November (VCE & Melbourne Cup - a super combo!)

There are few more stressful times than VCE final year exams. Two weeks of nerve-jangling anxiety, of unbearable pressure, and of headache-inducing tension. The students, of course, have it a lot easier. That's right, I'm talking about the stresses inherent with being the parent of a VCE student, who - being a teenager - has a general expectation that the world revolves around them but, during VCE exams, amps this expectation up to the max. Here in my household we (and I use the term 'we' with reluctant accuracy) still have three exams to go and I'm not sure if we (i.e. I) will be able to make it. I've decided there should be another holiday concurrent with 'schoolies' that should be called something like 'school-parenties', even though I admit that doesn't have quite the same festive ring (and, if you repeat it really quickly, sounds a little like 'skull panties', which may attract an undesirable element. And wouldn't they be disappointed). My point is that when there is a VCE student in the family (aka the Chosen One), the whole household suffers. Some of the ramifications include:
  • Absolute silence while the Chosen One studies (ours turned into a banshee for a brief period yesterday, sort of like Buffy the Vampire Slayer meets Heather Mills. All because her sister and I engaged in a somewhat loud conversation - about evolution if you're interested).
  • Constant cleaning up after the Chosen One's frequent forays into the kitchen for sustenance (cleaning up after themselves might break the concentration).

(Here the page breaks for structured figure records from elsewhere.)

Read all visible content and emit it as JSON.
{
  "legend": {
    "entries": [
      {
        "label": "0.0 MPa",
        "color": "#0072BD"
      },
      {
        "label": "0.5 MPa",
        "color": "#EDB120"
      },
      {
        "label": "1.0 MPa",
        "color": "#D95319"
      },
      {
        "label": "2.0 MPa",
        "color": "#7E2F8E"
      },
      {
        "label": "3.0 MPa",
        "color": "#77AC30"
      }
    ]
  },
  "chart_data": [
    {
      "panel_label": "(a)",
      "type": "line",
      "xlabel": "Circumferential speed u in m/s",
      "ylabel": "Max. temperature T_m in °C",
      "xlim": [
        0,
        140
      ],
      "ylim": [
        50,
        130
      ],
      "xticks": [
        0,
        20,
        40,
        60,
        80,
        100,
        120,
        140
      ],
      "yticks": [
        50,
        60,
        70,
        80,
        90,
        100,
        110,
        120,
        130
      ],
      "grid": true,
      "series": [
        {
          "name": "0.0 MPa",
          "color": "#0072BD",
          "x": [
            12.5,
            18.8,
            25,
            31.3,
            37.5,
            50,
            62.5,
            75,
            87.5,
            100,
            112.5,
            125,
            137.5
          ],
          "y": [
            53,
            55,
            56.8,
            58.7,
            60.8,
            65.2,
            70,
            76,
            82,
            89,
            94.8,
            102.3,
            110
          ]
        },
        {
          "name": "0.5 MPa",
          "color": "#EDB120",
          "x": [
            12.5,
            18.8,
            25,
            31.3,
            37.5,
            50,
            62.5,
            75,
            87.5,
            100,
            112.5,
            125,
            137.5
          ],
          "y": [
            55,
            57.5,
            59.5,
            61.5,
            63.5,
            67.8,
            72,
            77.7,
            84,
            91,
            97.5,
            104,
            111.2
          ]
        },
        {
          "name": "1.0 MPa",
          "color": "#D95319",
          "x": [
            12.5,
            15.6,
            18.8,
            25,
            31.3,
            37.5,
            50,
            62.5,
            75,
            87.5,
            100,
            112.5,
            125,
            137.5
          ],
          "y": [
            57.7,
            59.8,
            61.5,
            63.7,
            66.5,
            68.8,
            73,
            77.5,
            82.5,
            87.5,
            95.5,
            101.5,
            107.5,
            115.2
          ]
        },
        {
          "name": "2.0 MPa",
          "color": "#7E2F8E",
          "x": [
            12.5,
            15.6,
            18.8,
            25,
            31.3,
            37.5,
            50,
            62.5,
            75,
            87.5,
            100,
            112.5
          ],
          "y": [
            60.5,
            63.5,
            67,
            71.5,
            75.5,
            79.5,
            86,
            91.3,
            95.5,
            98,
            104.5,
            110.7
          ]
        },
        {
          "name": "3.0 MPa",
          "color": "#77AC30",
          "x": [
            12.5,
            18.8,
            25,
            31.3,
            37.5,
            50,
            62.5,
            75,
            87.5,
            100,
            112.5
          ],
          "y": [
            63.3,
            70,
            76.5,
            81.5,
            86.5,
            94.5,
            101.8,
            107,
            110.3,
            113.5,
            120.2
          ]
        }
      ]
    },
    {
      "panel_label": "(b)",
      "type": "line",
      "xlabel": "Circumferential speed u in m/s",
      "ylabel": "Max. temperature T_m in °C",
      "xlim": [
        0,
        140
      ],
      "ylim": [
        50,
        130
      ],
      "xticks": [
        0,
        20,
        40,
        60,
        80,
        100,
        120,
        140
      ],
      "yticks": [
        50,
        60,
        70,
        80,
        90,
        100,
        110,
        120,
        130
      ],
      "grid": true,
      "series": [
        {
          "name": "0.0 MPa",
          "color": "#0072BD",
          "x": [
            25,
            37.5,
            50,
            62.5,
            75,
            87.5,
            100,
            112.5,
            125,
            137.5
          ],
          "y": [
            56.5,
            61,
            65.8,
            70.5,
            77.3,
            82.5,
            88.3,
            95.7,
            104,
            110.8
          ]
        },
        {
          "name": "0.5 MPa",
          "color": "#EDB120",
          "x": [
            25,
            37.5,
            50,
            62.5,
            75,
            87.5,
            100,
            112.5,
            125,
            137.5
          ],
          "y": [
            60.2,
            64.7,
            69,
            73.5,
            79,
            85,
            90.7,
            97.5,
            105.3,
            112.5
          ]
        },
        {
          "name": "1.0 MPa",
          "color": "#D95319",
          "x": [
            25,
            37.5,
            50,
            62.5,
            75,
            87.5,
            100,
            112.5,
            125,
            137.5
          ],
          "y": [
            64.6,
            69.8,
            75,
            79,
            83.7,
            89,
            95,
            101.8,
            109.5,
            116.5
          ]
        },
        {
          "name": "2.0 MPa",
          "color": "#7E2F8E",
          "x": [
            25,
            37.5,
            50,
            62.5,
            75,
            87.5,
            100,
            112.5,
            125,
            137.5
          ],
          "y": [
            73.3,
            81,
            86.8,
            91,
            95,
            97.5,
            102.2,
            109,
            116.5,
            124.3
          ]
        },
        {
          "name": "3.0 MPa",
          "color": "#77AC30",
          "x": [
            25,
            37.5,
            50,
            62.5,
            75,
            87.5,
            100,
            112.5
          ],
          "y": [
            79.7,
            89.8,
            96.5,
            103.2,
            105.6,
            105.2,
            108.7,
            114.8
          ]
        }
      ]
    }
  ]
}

  • Being there to provide feedback and/or a politely listening face whenever required. No matter what you were doing or whether Elle was trapped in a well with a man other than her fiance on Neighbours and rescue was looking decidedly shaky.
  • Bacon and eggs or some such every exam morning as several experts (thanks, guys) have informed the Chosen Ones that a hearty breakfast is essential.
  • Not 'loading' anything on the Chosen One as (apparently) they have enough to deal with already.
One of the ironies of the situation is that our particular Chosen One keeps talking about how she can't wait to move out while the rest of us concur so heartily we're putting together a petition. Even the dog has signed it. Twice. Fortunately tomorrow is Melbourne Cup Day, which means that I shall have a socially-sanctioned excuse to down a bottle (or two) of champagne. Even a little temporary oblivion may help recharge my batteries. The Chosen One has announced she will deign to join our celebrations for the better part of the day (i.e. probably until clean-up commences), as she could do with a break anyway. So have a good day, everyone, and I'll have a drink for each and every one of you. Hope you all pick a winner!